"Police used a battering ram to enter Taylor's southern Louisville apartment after midnight while serving a search warrant as part of a larger narcotics investigation. Walker fired in response, and Mattingly, along with Detective Myles Cosgrove and now-fired Detective Brett Hankison, returned fire, killing an unarmed Taylor in her hallway.
However, Romines said the evidence casts doubt on whether it was Walker's bullet that struck Mattingly in the left leg.
Based on crime scene photographs and other evidence he's obtained through discovery, Romines said LMPD likely fired 35 to 45 bullets into Taylor's apartment during two "flurries," or waves, of shootings.
"The radio transmission and the 911 calls reflect that a minute and eight seconds transpires with no shots before they start shooting into the apartment again," Romines said.
"During that time, Hankison yells 'reload,'" Romines said, adding that the initial 911 call about gunfire came from a neighbor at 12:42 a.m.
More than a minute elapsed after the initial gunfire was reported before anyone said "officer shot," which was at 12:43 a.m., he said.
"We know it was quite a delay before (Mattingly) announced he was shot," Romines told The Courier Journal.
A crime scene photo of the breezeway outside Breonna Taylor's apartment where LMPD Sgt.
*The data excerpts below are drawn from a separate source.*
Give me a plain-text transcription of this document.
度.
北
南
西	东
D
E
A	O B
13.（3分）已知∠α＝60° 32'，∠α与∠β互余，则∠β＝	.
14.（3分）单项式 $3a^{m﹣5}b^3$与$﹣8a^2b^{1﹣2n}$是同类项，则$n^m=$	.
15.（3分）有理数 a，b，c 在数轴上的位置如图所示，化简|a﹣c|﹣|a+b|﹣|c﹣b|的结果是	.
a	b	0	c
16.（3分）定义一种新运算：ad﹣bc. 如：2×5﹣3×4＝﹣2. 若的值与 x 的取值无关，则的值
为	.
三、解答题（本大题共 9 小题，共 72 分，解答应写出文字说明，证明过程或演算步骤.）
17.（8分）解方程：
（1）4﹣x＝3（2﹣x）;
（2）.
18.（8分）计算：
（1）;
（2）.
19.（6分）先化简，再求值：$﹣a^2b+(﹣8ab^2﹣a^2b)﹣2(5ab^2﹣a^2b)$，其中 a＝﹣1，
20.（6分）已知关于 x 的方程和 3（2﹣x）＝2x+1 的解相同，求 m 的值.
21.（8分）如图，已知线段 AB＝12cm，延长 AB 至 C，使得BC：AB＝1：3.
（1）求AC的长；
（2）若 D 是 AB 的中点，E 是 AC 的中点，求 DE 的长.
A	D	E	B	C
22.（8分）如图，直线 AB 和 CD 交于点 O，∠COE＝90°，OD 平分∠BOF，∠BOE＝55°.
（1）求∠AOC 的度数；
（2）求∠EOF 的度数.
Jonathan Mattingly was shot. An attorney for Taylor's boyfriend, Kenneth Walker, said photos show there was no indication of blood in the area.
Crime scene photos show that there is no blood in the breezeway or living room of Taylor's apartment, where Mattingly said he was when he was shot, Romines said.
No blood is visible in a photograph of the hollow-point bullet fired from Walker's .9 mm Glock either, he added. The photograph is under a court seal.
Based on consults with pathologists, Walker's hollow-point bullet would have done "considerably" more damage to Mattingly's thigh, he said.
According to Mattingly's account of the events he told detectives, after officers forced Taylor's door open, he saw a man and a woman, with the man "in a stretched out position" with a gun.
"As soon as I clear, he fires. Boom," he said in a police interview.
Mattingly said he could feel "heat" in his leg, just after he rounded the corner into the doorway.
"And so I just returned fire. I got four rounds off. And it was, like, simultaneous. And then I went back and went down on the side of the door and then reached around, I think I got two more off around the corner of the door."
He said he felt blood on his legs.
"So I scooted back on my butt and I yell at them, 'I've been hit in my femoral (artery)."